Оля распахнула дверь подъезда и уже хотела перешагнуть порог из одной темени в другую. Портал домой был открыт, подъезд окатил ее знакомыми тошнотворными запахами окурков и мочи. Но дверь вдруг перехватила рука у нее над головой. Оля обернулась и увидела перед собой Диму Дубко, он навис над ней и скалился, его тупое плоское лицо с таким оскалом казалось еще тупее и площе.
– Курица, – сказал Дима. – Ты мне за вызов родаков в школу еще не пояснила.

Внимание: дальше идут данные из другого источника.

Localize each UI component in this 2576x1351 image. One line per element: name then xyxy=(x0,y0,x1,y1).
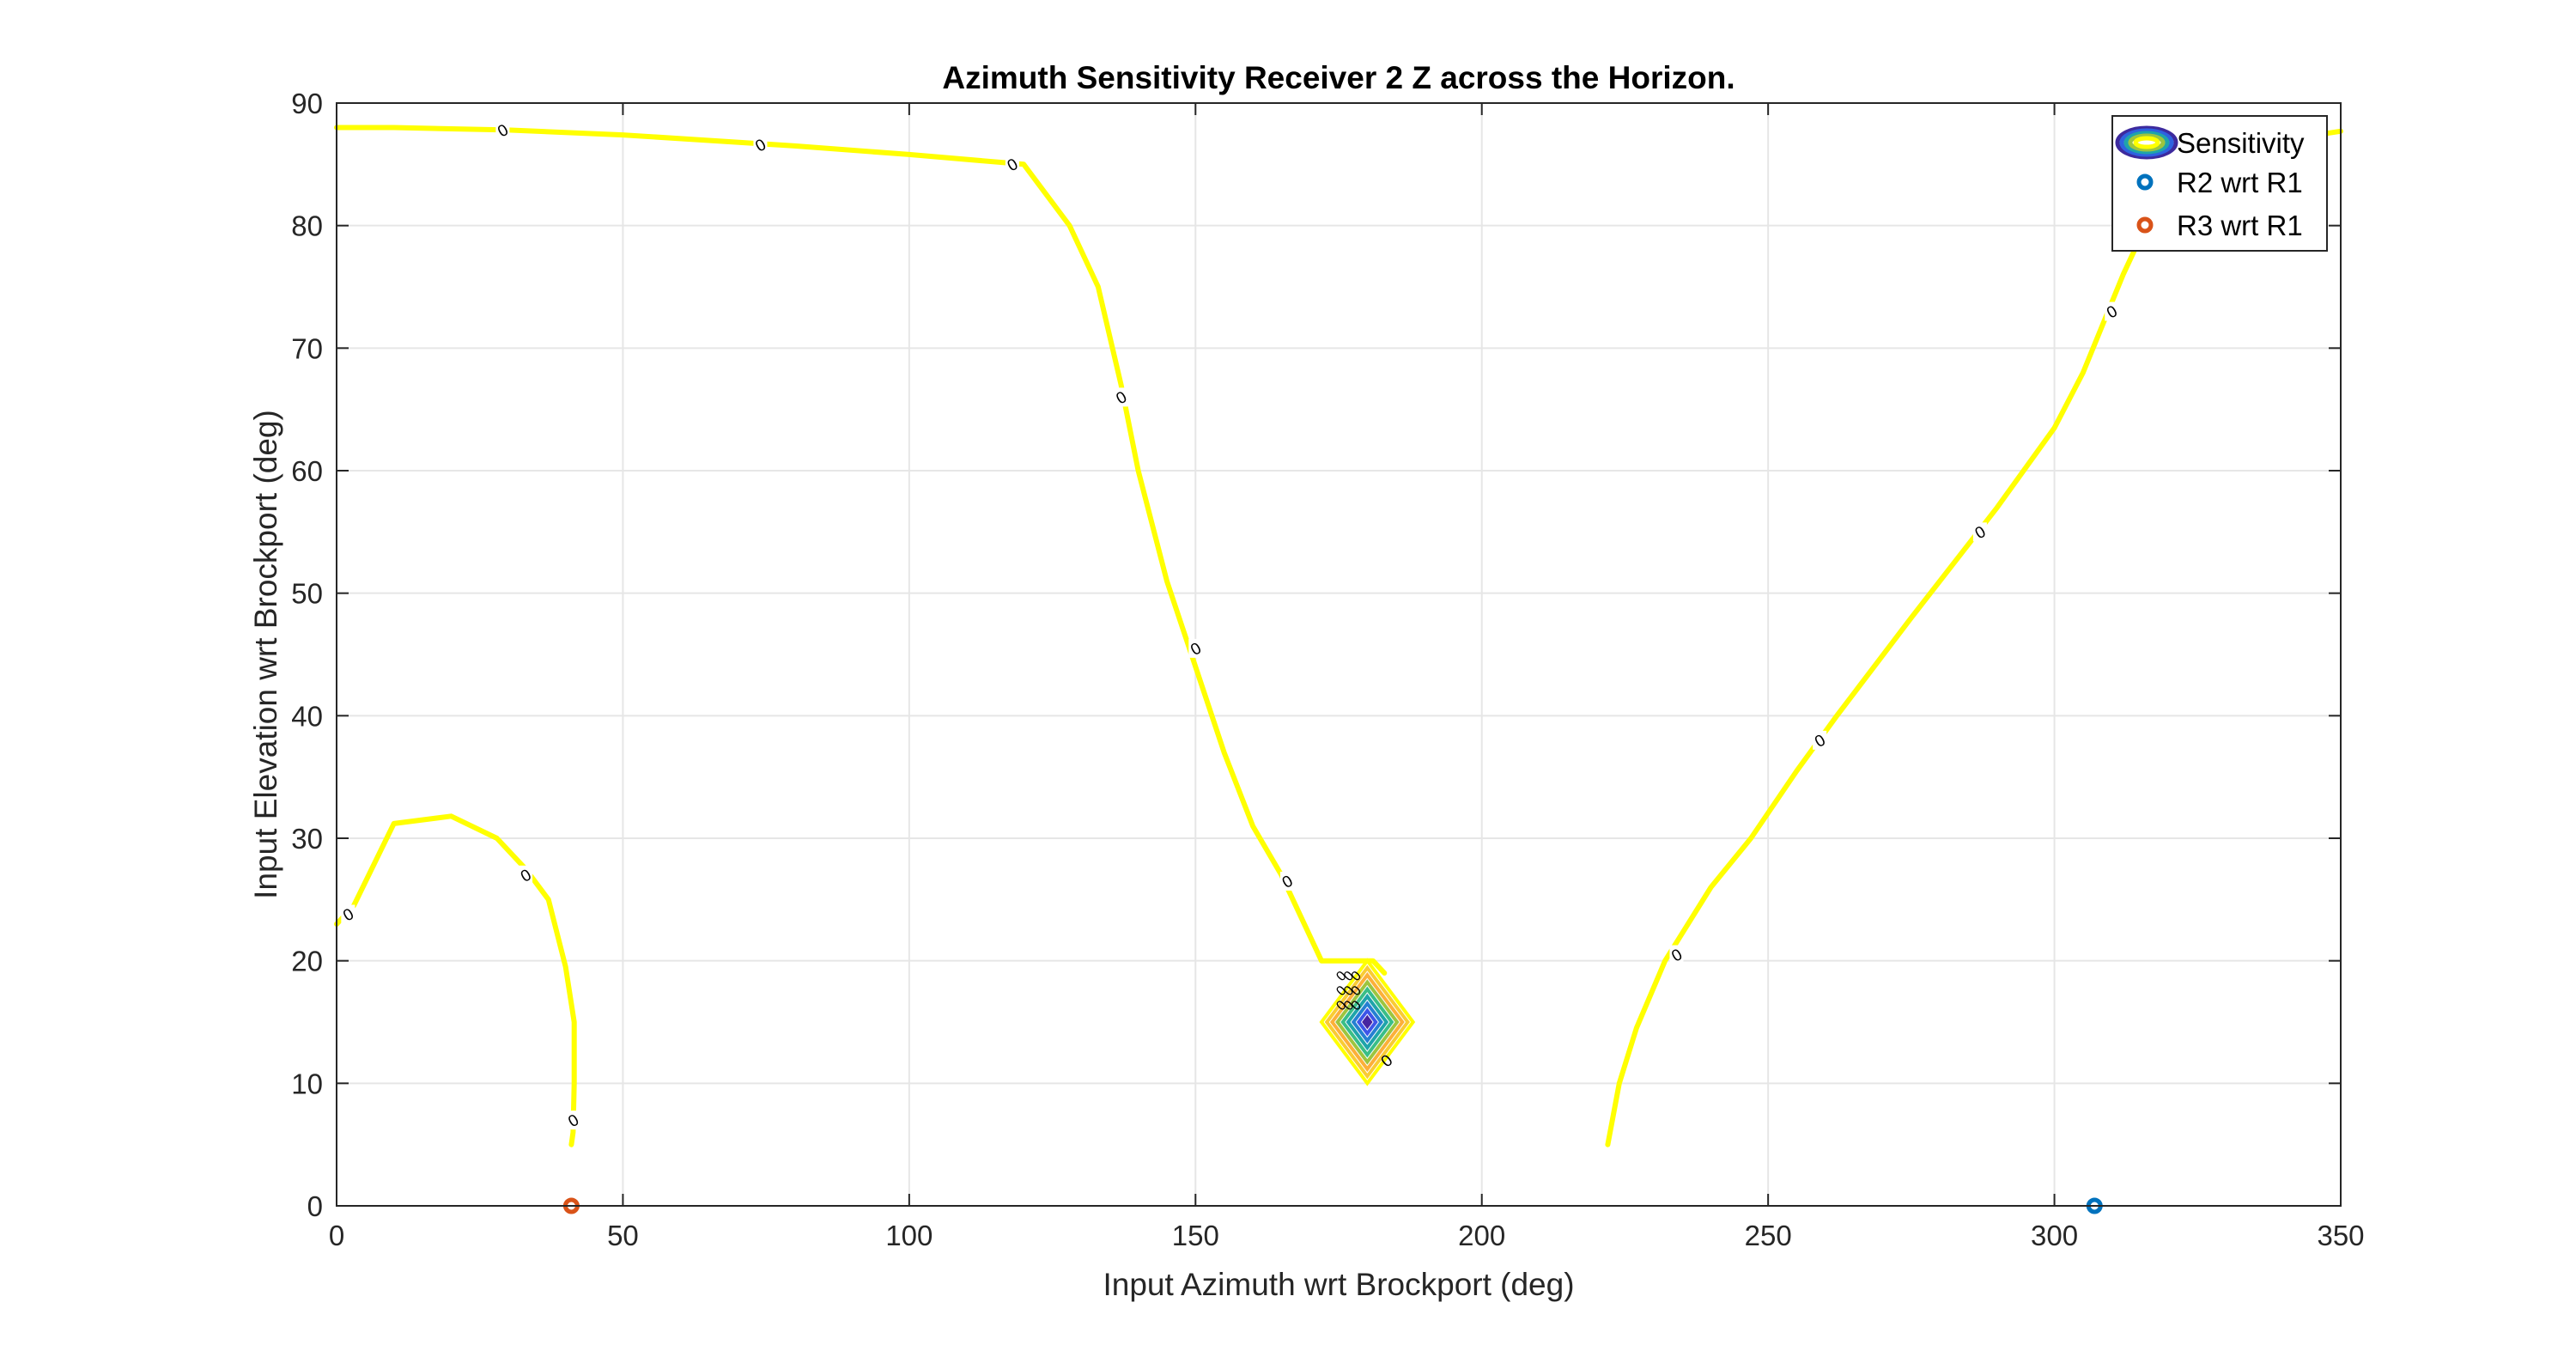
legend-item-r3: R3 wrt R1 xyxy=(2136,210,2303,241)
y-tick-label: 40 xyxy=(291,700,323,732)
x-tick-label: 350 xyxy=(2317,1220,2364,1251)
contour-label-bg xyxy=(1669,945,1684,965)
contour-label-bg xyxy=(566,1111,580,1130)
contour-label-bg xyxy=(519,865,533,885)
contour-label-bg xyxy=(1813,730,1827,750)
x-tick-label: 300 xyxy=(2031,1220,2078,1251)
legend: Sensitivity R2 wrt R1 R3 wrt R1 xyxy=(2111,115,2328,252)
contour-label-bg xyxy=(495,120,510,140)
sensitivity-contour-level xyxy=(1351,1001,1383,1044)
legend-ellipse xyxy=(2123,131,2170,155)
x-tick-label: 50 xyxy=(607,1220,639,1251)
plot-frame xyxy=(336,102,2342,1207)
r3-marker-icon xyxy=(2136,216,2154,234)
legend-label-sensitivity: Sensitivity xyxy=(2177,127,2305,159)
contour-label-bg xyxy=(341,904,355,924)
legend-item-sensitivity: Sensitivity xyxy=(2115,125,2305,160)
legend-ellipse xyxy=(2119,128,2174,157)
contour-ellipses-icon xyxy=(2115,125,2178,160)
contour-label-bg xyxy=(1188,638,1203,658)
legend-ellipse xyxy=(2115,125,2178,160)
y-tick-label: 10 xyxy=(291,1068,323,1099)
zero-contour-left-curve xyxy=(334,813,577,1147)
sensitivity-contour-level xyxy=(1346,993,1389,1051)
y-tick-label: 50 xyxy=(291,578,323,610)
y-tick-label: 90 xyxy=(291,88,323,119)
x-tick-label: 100 xyxy=(885,1220,933,1251)
y-tick-label: 80 xyxy=(291,210,323,242)
sensitivity-contour-level xyxy=(1335,979,1400,1065)
legend-ellipse xyxy=(2133,136,2160,149)
contour-label-bg xyxy=(2105,301,2119,321)
x-tick-label: 250 xyxy=(1745,1220,1792,1251)
sensitivity-peak-center xyxy=(1363,1018,1372,1026)
y-tick-label: 30 xyxy=(291,823,323,855)
legend-item-r2: R2 wrt R1 xyxy=(2136,167,2303,198)
sensitivity-contour-level xyxy=(1324,965,1410,1080)
contour-label-bg xyxy=(1972,522,1987,542)
y-tick-label: 20 xyxy=(291,946,323,977)
contour-label-bg xyxy=(1005,155,1019,174)
x-tick-label: 150 xyxy=(1172,1220,1219,1251)
sensitivity-contour-level xyxy=(1319,958,1416,1086)
contour-label-bg xyxy=(1114,387,1128,407)
legend-ellipse xyxy=(2128,133,2166,152)
y-tick-label: 60 xyxy=(291,455,323,487)
contour-label-bg xyxy=(753,135,768,155)
sensitivity-peak xyxy=(1319,958,1416,1086)
sensitivity-contour-level xyxy=(1329,971,1405,1073)
axis-ticks: 0 50 100 150 200 250 300 350 0 10 20 30 40 50 60 70 80 90 xyxy=(291,88,2364,1251)
sensitivity-contour-level xyxy=(1356,1007,1378,1037)
x-axis-label: Input Azimuth wrt Brockport (deg) xyxy=(1103,1267,1574,1302)
r2-marker-icon xyxy=(2136,173,2154,191)
y-tick-label: 0 xyxy=(307,1190,323,1222)
contour-label-bg xyxy=(1279,871,1294,891)
legend-label-r2: R2 wrt R1 xyxy=(2177,167,2303,198)
x-tick-label: 200 xyxy=(1458,1220,1505,1251)
legend-label-r3: R3 wrt R1 xyxy=(2177,210,2303,241)
sensitivity-contour-level xyxy=(1340,986,1394,1058)
y-axis-label: Input Elevation wrt Brockport (deg) xyxy=(248,410,283,899)
y-tick-label: 70 xyxy=(291,332,323,364)
x-tick-label: 0 xyxy=(329,1220,344,1251)
chart-title: Azimuth Sensitivity Receiver 2 Z across … xyxy=(942,60,1735,95)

И Дубко ударил Олю в живот. Она согнулась пополам, но боль быстро отпустила, и Оля простояла так на долю секунды дольше – просчитывала, в какую сторону бежать. Боль усилилась. Перед глазами замелькали мандарины и жонглер в чалме, мальчик в белом, индийские женщины, потом – директорская, учительница литературы, Жорик и Дубко… Оля подняла на Дубко злые глаза – тот хохотал и подавал знаки кому-то за ее спиной. Оля решилась. Она боднула Дубко головой, всем телом навалилась вперед, выдавила его из дверного проема на улицу. Дубко не ожидал или уже успел напиться (только сейчас Оля заметила, что у него из кармана куртки торчит банка пива) и вывалился во двор, тараня воздух спиной, – так в голливудских боевиках, которые крутили по телику после десяти вечера, люди выпадали из окон небоскребов. Дубко сел на снег, неуклюже перекатился набок… Оля убегала к трамвайной остановке и молилась о трех вещах: чтобы Дубко не успел вскочить на ноги, бегал медленнее, чем она, а трамвай, на который она рассчитывала успеть, пришел вовремя. Трамвай Олю не подвел. Возле остановки кто-то рассыпал яблоки и, видимо, уехал без них. Оля подняла парочку и сунула в карман. Есть после удара не хотелось. Как будто Дубко выбил из нее вместе с воздухом и чувство голода, и желание идти домой. Оля вскочила в трамвай, плюхнулась на свободное место у окна, достала из кармана холодное и грязное яблоко. Подбросила. Поймала. Трамвай дернулся, тронулся, застучал. За окном сквозь зимние узоры Оля разглядела морду Дубко и его оскал.
Глава 5
Дар
1960-е годы
Саратов, улица Чапаева, 68
Огарев помнил, когда в первый раз почувствовал темноту. Это было во сне. Он лежал лицом к стене, смотрел на чугунную батарею, которая не грела: отопление им отключили рано, вечером холодало и к полуночи дом остывал, а ноги у Огарева коченели. Огарев представлял, как горячая вода – кипяток! – переливается внутри радиатора, плещется и шумит, как срывает заглушку, в стену врезается столб кипятка, валит пар, и его комната превращается в горячий бассейн, и он плавает в кипятке, который не обжигает, а только греет. Как будто сам Паша Огарев – большая амфибия, а не десятилетний парень. И эта амфибия не боится горячей воды. Огарев засыпал, он не слышал, что ночью в ванной прорвало трубу. Батарея в их комнате осталась цела, а наутро Огарев увидел, что коврик в ванной намок и вода поднялась сантиметров на пять, переступила через порог и отвоевала себе коридор. Папины тапки плавали на поверхности, как две большие мертвые рыбины.
Потом Огарев помогал папе таскать ведра, мама отжимала ветхие тряпки. Пустили в ход даже старые полотенца, которые мама не решалась выбросить и все хотела «подлатать». Папа, опуская на паркетный скрипучий пол очередное железное ведро, строго смотрел на сына. Огарев боялся признаться родителям, о чем думал перед сном и что ему снилось. Снился Огареву всемирный потоп, ковчег и все, что было связано с водой, в том же сне возникли пираты, моряки и морские волки, человек-амфибия из старой книжки, русалки и большой пароход, который переломился пополам, и каждая часть вертикально пошла ко дну.